With the school gone, Modisett Ball Park slowly declined. It still hosted local teams, but by the turn of the 21st century, the 60-year-old ballpark was showing its age. A conversation between Rushville’s then-mayor, Chris Heiser, and Rushville native and former Omaha World-Herald publisher John Gottschalk resulted in a plan to restore the ballpark.
The crux of their conversation, Heiser recalled, was: “We can fix it or we can rebuild it. What should we do?”
Gottschalk retained HDR, the firm that designed what’s now Charles Schwab Field for the College World Series in Omaha, and supported a community fundraising campaign. The restored Modisett Ball Park was rededicated in 2015.
Heiser said Rushville once again had a ballpark worthy of its history.
Knudtson remembers her father’s quiet disappointment when the school ended. “The Baseball Schools in Rushville were a great thrill to me,” Leahy wrote in his memoir, “giving me a chance to again associate with the great game of baseball, meet some of the finest people on earth, plus some of the greatest stars of the game.”
“Dad was a strong believer in community spirit,” his daughter said. “Everything he did he did with the belief that it would make Rushville a better place in which to live. I am sure that Dad was disappointed when the Braves made the decision to stop the annual school in Rushville, but he accepted it. Just knowing how many boys’ lives he had touched over the years gave him a sense of accomplishment.”
John Heiser, the former mayor’s father, attended the final camp in 1965 at age 18. “I threw quite a few pitches, after which the pitching coach said, ‘I would sure like to have you come back next year and let’s do this again,’” Heiser recalled.
There would be no next year, though. “When I watch major league baseball in the summer,” Heiser said, “I wonder if I could have done that.”
10 Comments
I really enjoyed this fellas, well done.
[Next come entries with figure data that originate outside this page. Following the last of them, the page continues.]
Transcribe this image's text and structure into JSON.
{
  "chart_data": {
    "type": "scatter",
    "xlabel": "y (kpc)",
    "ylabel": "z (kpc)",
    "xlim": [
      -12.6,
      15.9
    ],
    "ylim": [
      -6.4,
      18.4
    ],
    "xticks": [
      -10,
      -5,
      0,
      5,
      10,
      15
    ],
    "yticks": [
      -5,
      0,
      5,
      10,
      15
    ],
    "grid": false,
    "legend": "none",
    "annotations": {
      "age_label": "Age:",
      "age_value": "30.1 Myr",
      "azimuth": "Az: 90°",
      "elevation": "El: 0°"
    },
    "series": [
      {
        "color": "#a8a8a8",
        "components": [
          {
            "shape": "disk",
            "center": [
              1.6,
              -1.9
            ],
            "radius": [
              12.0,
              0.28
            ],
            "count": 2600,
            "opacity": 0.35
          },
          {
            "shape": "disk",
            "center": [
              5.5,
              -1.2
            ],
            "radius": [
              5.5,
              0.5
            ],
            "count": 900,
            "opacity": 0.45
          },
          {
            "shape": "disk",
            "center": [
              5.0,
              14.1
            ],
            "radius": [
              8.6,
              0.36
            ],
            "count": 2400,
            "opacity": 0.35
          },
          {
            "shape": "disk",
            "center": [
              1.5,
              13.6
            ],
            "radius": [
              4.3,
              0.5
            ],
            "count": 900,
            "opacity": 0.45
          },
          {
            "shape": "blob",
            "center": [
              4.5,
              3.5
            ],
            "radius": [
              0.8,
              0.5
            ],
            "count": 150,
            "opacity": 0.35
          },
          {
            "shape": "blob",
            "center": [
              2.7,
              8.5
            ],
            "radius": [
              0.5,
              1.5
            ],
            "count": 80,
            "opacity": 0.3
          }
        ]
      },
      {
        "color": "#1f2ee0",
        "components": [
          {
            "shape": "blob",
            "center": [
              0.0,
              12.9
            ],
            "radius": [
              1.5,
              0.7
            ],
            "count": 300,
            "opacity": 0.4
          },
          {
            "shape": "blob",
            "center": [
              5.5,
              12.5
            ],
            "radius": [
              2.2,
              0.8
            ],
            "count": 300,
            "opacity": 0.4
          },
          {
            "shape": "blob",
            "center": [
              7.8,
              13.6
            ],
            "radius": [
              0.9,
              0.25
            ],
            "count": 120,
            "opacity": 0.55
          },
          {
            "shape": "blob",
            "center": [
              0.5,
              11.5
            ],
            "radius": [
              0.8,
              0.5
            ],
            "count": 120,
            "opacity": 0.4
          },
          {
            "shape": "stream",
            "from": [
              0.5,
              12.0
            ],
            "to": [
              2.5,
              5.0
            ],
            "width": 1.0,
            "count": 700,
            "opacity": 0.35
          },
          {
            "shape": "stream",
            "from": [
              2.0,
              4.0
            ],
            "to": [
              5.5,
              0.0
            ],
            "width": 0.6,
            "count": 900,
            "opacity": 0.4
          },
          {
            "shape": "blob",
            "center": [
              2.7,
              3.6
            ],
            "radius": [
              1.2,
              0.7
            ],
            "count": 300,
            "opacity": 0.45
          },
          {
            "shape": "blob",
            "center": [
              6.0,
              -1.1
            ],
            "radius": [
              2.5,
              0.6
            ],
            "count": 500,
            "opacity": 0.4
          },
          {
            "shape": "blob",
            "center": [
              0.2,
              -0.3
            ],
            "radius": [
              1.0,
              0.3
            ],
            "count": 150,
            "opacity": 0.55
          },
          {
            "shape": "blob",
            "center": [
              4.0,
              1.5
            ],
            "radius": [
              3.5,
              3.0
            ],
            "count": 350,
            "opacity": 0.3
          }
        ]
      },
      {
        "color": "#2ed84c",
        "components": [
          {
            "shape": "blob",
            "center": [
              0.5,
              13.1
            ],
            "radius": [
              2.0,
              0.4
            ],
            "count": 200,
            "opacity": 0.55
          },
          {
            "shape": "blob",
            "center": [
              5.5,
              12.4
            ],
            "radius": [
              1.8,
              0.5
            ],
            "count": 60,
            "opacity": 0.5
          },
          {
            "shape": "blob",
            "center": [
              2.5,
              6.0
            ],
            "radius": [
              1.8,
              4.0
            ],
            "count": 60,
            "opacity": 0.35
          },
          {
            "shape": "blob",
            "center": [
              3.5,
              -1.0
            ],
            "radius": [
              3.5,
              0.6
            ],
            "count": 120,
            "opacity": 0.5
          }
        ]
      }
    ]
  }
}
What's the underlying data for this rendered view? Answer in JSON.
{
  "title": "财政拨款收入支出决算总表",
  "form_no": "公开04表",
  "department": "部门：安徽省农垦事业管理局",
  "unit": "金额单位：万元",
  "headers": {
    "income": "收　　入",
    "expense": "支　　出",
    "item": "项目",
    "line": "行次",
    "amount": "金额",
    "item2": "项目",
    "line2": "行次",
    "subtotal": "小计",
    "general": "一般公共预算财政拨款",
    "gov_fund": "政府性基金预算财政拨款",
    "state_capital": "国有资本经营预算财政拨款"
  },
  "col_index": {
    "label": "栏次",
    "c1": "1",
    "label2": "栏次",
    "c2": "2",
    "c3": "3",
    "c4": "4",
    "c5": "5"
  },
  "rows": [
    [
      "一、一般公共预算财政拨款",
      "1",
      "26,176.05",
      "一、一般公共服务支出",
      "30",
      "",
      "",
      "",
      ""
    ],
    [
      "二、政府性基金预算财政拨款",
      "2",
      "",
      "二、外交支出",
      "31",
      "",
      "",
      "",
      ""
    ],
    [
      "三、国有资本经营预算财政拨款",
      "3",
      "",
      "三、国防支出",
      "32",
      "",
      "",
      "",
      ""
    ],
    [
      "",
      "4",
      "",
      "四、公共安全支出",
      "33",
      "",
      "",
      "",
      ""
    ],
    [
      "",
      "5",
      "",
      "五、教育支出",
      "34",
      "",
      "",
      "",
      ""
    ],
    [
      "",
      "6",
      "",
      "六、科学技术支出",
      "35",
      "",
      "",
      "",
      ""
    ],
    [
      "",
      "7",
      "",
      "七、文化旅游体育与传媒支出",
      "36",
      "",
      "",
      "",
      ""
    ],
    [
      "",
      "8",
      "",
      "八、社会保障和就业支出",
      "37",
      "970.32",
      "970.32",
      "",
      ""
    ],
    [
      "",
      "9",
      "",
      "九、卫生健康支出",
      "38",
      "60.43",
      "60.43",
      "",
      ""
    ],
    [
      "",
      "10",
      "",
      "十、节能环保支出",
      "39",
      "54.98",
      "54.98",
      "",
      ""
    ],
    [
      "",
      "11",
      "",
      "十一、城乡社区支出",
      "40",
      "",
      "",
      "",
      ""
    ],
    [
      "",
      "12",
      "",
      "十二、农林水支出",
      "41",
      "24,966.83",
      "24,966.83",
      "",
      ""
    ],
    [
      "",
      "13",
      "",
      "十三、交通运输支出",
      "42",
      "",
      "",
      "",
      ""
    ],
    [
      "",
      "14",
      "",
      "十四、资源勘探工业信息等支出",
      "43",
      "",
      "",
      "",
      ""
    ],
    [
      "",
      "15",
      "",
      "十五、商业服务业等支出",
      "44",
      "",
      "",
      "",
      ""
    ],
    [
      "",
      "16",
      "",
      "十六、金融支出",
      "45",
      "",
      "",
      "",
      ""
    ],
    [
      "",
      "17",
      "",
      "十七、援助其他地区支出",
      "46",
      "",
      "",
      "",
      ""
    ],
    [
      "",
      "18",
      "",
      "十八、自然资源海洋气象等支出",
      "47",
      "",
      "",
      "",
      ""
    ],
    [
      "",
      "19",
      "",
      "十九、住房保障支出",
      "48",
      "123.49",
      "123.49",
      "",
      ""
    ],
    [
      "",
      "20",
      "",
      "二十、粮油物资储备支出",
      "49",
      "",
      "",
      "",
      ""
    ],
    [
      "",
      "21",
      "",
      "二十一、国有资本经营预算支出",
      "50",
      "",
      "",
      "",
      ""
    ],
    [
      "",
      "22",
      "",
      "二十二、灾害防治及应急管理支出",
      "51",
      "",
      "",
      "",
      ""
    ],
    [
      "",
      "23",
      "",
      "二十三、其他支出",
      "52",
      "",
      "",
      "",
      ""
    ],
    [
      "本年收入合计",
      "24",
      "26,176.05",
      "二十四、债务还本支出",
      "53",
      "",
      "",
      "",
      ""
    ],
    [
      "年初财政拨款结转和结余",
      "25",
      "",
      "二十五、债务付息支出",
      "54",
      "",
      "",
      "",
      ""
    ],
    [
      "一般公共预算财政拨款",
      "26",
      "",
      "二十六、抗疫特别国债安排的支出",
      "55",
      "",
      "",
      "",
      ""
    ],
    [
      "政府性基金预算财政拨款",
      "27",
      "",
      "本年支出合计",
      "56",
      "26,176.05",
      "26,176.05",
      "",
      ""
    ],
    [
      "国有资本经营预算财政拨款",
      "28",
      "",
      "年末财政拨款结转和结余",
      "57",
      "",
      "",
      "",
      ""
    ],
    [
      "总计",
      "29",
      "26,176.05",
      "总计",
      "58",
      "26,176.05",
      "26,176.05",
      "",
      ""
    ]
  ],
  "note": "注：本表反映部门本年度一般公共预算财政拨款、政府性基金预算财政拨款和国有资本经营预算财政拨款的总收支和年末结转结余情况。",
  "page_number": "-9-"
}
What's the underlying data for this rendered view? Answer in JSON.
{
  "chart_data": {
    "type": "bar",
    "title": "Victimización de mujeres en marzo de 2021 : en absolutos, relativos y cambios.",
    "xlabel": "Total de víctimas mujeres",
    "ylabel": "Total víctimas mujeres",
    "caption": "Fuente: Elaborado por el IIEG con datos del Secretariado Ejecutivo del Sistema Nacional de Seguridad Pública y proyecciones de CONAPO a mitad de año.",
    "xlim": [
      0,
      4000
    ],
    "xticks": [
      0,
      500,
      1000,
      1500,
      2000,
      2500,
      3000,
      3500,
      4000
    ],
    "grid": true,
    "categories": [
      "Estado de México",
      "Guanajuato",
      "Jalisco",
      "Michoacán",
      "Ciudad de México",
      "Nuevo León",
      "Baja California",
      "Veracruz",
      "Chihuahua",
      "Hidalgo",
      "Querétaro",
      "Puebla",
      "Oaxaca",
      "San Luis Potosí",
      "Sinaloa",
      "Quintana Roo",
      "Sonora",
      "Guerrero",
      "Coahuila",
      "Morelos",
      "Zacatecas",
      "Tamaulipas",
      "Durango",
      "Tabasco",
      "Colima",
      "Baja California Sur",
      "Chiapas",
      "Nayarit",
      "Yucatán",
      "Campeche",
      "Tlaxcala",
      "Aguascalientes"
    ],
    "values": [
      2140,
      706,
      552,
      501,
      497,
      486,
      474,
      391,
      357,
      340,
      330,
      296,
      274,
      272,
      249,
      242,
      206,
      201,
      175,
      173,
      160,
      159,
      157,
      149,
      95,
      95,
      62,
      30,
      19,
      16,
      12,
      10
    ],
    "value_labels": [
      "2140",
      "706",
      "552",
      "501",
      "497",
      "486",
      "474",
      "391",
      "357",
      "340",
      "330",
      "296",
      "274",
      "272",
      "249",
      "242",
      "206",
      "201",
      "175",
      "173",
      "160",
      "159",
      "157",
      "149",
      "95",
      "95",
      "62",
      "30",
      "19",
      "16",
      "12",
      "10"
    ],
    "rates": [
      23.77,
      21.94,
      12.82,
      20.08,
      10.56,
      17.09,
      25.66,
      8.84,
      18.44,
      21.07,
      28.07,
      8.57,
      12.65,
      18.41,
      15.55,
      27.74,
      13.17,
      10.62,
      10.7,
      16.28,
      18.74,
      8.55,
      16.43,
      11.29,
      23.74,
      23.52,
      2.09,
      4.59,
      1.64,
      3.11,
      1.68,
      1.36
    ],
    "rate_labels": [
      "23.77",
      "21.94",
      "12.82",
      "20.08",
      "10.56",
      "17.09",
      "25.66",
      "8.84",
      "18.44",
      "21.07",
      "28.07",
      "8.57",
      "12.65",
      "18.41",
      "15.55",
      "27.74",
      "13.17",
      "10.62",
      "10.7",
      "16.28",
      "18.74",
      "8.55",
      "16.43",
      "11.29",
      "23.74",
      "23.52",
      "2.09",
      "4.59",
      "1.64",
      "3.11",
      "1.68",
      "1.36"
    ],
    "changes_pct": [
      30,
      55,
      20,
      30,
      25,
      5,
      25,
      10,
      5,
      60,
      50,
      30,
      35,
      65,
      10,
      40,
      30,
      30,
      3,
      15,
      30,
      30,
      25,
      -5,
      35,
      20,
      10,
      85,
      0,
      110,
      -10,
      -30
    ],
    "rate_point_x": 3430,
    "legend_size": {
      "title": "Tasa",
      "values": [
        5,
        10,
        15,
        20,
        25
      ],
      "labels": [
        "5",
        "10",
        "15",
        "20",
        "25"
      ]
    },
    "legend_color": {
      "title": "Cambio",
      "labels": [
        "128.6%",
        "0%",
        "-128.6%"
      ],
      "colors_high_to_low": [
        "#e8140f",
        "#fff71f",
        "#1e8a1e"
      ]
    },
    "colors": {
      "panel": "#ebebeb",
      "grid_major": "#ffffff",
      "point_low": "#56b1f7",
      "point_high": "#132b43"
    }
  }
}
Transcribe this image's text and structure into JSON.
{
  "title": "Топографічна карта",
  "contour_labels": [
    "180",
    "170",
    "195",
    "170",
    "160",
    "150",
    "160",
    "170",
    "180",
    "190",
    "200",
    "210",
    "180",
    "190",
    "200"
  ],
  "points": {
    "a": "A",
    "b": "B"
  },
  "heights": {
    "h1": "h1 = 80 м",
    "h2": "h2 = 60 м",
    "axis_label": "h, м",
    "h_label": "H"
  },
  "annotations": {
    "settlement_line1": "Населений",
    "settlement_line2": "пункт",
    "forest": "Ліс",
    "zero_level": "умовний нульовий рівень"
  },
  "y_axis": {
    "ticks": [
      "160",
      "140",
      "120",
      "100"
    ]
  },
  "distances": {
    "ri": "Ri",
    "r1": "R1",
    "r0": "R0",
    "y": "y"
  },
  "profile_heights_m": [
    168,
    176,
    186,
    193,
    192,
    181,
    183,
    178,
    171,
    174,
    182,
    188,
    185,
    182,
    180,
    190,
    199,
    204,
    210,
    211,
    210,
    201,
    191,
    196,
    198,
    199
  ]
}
A great way to start the baseball season today, although, as a Twins fan, I am not holding much hope for this year.
Great article!! Thank you!!
Fantastic article…Thank you for writing this. Modisett Ball Park is a very special place.
A great job of recapping the Braves Baseball school & those that followed.
It was a very special time in my teenage years growing up in Rushville, Nebraska
Thank you for your reporting this time in the 1950s
Excellent true story about Modisett Ball Park! Loved it. GREAT JOB 👍
I have a couple of newspaper articles about when my father did a coaching demonstration out there covered by the local paper.
Makes me want to drive out and see it for myself
Thank you Kevin. It was a pleasure to take a trip down memory lane and talk to you about the schools. I sat in Dad’s office daily to answer phone calls and get messages to him out at the baseball park, On behalf of my dad, I want to thank ALL THE PEOPLE OF RUSHVILLE who opened their hearts and their doors to provide room and board for the boys that came to the schools. Without the support of the community, the schools wouldn’t have happened
Very enjoyable article. I did not know any of the history of the field.
This is a wonderful article about the ballpark and the spirit of the Rushville community. Thank you!